When C. R. Gregory published his revised list of New Testament manuscripts, it included only the four manuscript categories we know now: Papyri, Uncials, Minuscules, Lectionaries. In the updated 1923 list of E. von Dobschütz, however, a new category -- Talismans -- appeared. von Dobschütz's 1933 list added still another category, Ostraca.
Ostraca are, of course, potsherds. New Testament ostraca are potsherds of vessels which had once had New Testament verses written on them.
Talismans are amulets or other decorations containing small passages of scripture. A typical talisman contained a copy of the Lord's Prayer and was worn around the neck.
By the time of von Dobschütz's 1933 list, nine talismans and twenty-five ostraca were cataloged. The talismans were designated by a gothic T () with a superscript (i.e. 1...9) while the ostraca were designated by a gothic O () with superscript (1...25).
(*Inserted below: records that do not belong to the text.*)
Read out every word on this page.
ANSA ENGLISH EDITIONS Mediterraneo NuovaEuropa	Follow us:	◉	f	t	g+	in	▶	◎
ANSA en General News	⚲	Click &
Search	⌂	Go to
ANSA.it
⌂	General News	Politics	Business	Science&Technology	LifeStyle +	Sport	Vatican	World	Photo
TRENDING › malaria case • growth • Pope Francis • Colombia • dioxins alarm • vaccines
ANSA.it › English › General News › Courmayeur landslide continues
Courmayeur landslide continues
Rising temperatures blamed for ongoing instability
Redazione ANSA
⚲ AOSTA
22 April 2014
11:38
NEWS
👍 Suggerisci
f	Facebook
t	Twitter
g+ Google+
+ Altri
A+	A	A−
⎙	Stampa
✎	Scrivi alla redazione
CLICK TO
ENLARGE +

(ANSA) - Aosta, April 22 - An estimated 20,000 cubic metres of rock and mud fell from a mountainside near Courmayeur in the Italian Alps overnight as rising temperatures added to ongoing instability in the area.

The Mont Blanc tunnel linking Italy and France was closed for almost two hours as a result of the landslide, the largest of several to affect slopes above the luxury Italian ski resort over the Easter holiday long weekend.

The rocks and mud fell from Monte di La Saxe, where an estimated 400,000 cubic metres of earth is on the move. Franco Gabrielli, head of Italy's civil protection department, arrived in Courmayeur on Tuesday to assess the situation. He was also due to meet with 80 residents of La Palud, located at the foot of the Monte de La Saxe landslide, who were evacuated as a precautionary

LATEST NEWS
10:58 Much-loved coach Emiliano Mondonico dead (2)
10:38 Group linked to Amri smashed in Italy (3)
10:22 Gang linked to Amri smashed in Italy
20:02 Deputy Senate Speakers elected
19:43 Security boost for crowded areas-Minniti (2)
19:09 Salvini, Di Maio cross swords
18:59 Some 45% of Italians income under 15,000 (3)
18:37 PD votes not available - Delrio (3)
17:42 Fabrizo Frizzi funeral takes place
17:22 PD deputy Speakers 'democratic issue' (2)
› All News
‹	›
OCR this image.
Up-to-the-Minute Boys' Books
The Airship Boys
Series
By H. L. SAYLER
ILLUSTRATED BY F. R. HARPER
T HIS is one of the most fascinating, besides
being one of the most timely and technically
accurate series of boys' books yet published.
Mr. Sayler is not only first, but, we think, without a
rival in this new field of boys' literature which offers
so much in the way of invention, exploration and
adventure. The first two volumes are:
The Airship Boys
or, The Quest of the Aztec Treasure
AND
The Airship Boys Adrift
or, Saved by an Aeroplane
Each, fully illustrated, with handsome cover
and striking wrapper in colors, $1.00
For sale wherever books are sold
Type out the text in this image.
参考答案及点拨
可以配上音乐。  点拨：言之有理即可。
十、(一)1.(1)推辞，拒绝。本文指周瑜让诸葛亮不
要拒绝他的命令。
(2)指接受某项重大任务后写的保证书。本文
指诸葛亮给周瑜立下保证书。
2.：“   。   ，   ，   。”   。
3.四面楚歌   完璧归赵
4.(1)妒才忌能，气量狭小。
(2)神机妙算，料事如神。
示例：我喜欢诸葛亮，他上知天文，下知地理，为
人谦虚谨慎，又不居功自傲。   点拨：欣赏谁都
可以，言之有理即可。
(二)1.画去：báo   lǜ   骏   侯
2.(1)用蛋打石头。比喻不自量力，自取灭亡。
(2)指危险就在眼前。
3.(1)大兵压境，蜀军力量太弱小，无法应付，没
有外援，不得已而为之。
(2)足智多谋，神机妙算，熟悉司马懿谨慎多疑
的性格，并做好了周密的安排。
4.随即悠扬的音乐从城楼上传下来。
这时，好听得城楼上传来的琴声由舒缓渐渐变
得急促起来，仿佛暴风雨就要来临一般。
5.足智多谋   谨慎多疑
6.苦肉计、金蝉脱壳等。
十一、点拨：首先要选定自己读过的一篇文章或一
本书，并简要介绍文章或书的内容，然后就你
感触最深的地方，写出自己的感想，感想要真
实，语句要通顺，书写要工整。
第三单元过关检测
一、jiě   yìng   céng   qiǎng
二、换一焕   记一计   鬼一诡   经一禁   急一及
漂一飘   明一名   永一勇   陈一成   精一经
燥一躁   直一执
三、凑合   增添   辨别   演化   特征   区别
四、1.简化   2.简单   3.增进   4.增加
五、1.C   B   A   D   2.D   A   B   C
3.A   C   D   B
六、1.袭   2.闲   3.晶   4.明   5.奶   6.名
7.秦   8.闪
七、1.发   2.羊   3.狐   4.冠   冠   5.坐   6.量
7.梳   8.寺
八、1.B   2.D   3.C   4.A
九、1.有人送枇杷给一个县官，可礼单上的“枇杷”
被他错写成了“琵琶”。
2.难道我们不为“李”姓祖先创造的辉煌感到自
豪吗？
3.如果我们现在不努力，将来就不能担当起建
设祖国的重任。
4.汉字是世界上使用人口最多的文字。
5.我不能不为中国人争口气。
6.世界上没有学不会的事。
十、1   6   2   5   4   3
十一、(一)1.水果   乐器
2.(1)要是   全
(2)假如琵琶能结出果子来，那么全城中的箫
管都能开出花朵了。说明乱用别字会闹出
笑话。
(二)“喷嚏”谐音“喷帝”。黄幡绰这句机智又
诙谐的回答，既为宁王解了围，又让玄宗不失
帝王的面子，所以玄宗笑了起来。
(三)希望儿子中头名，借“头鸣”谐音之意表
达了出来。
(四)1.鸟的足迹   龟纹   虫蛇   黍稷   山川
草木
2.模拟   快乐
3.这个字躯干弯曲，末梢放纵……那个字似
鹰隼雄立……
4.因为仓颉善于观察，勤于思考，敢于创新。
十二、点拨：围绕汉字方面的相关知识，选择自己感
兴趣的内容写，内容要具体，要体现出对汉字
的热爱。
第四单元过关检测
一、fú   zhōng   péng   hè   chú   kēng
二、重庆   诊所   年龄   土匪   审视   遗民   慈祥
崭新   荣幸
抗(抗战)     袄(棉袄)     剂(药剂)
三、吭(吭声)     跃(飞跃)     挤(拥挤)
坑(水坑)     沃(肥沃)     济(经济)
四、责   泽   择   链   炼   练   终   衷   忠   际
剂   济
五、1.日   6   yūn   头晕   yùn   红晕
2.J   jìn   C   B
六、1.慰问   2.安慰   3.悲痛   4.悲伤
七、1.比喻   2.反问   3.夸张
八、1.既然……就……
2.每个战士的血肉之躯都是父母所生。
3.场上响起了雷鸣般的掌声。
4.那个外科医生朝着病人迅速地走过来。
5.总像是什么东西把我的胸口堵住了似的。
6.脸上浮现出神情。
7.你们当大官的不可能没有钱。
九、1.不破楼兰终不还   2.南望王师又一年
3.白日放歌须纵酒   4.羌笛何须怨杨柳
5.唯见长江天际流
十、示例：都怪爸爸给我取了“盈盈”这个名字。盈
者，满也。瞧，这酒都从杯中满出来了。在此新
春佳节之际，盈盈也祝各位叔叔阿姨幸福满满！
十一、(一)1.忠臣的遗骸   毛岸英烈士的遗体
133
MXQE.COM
The talismans generally cannot be cited in New Testament editions; how does one tell if a copy of the Lord's Prayer is supposed the Matthean or Lukan form? (3 has, however, been cited for Matthew 6, as it contains the final doxology found only in Matthew's version. Interestingly, however, it has only a partial form of this doxology.)
When Kurt Aland took over the catalog and published the Kurzgefasste Liste, he abolished the two little-used categories. The most important talisman, 1, became 0152. The primary ostraca (1-20, a collection of sherds from the same seventh century pot) became 0153. (It contains parts of the four gospels, with no part more than about thirty verses long; three hands are believed to have been involved). However, neither 0152 nor 0153 is cited in any major modern edition (they are not mentioned in NA27, UBS4, the current editions of the harmonies, or in the pocket editions of Merk and Bover). In effect, the talismans and ostraca have been discarded for textual criticism.
We might note that, even if these classes of items were restored to the critical editions, it might not cover all possible classes of evidence. There are also mosaics and murals -- and even dirty floors! I don't know of any New Testament texts preserved in a floor, but at the palace of Aï Khanum, there is a section of the floor which preserves an extensive text in reverse. It is believed that a papyrus text was copied, then dropped on the floor while still rather wet, and the text off-printed onto the clay floor. If the photo in Peter Green's Alexander to Actium: The Historical Evolution of the Hellenistic Age (p. 109) is to be believes, the text proved surprisingly legible.